Abstract

Receivable financing is the process whereby cash is advanced to firms against receivables their customers have yet to pay: a receivable can be sold to a funder, which immediately gives the firm cash in return for a small percentage of the receivable amount as a fee. Receivable financing has been traditionally handled in a centralized way, where every request is processed by the funder individually and independently of one another. In this work we propose a novel, network-based approach to receivable financing, which enables customers of the same funder to autonomously pay each other as much as possible, and gives benefits to both the funder (reduced cash anticipation and exposure risk) and its customers (smaller fees and lightweight service establishment). Our main contribution consists in providing a principled formulation of the network-based receivable-settlement strategy, and showing how to achieve all algorithmic challenges posed by the design of this strategy. We formulate network-based receivable financing as a novel combinatorial-optimization problem on a multigraph of receivables. We show that the problem is $\mathbf {NP}$ -hard, and devise an exact branch-and-bound algorithm, as well as algorithms to efficiently find effective approximate solutions.
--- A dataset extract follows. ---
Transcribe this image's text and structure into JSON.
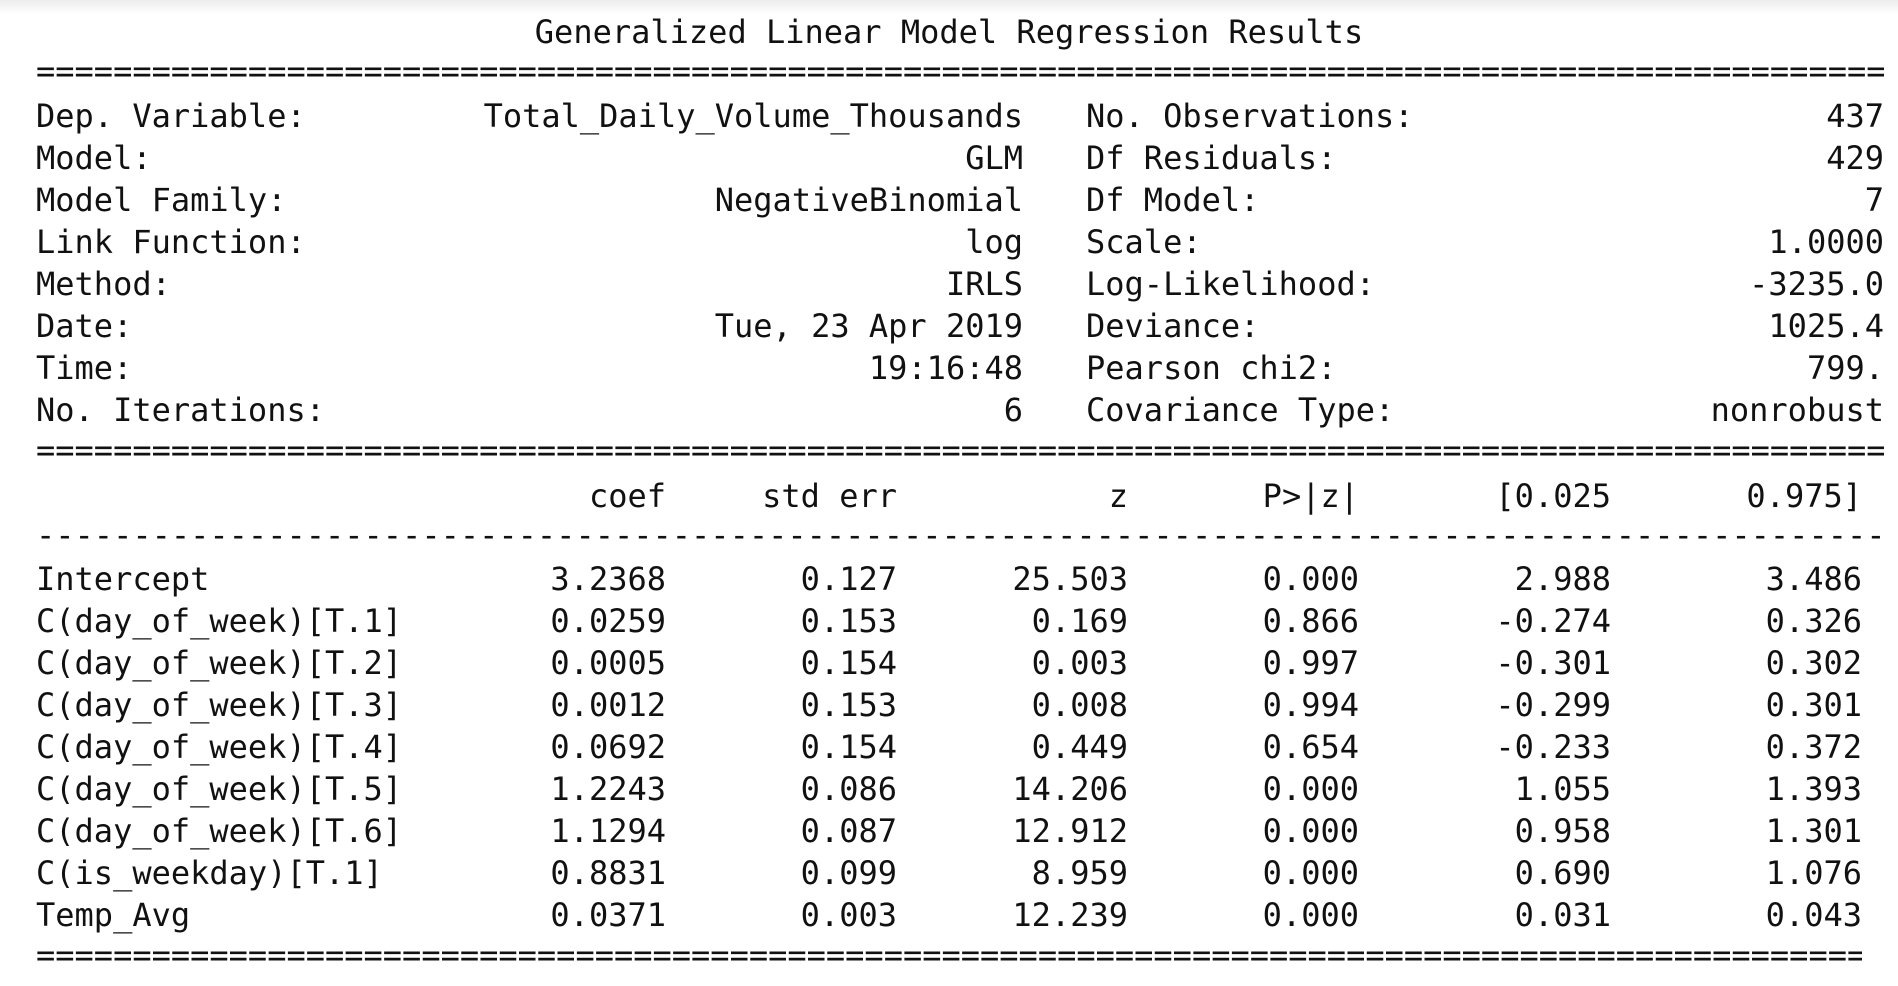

Our more efficient algorithms are based on cycle enumeration and selection, and exploit a theoretical characterization in terms of a knapsack problem, as well as a refining strategy that properly adds paths between cycles. We also investigate the real-world issue of avoiding temporary violations of the problem constraints, and design methods for handling it. An extensive experimental evaluation is performed on real receivable data. Results attest the good performance of our methods.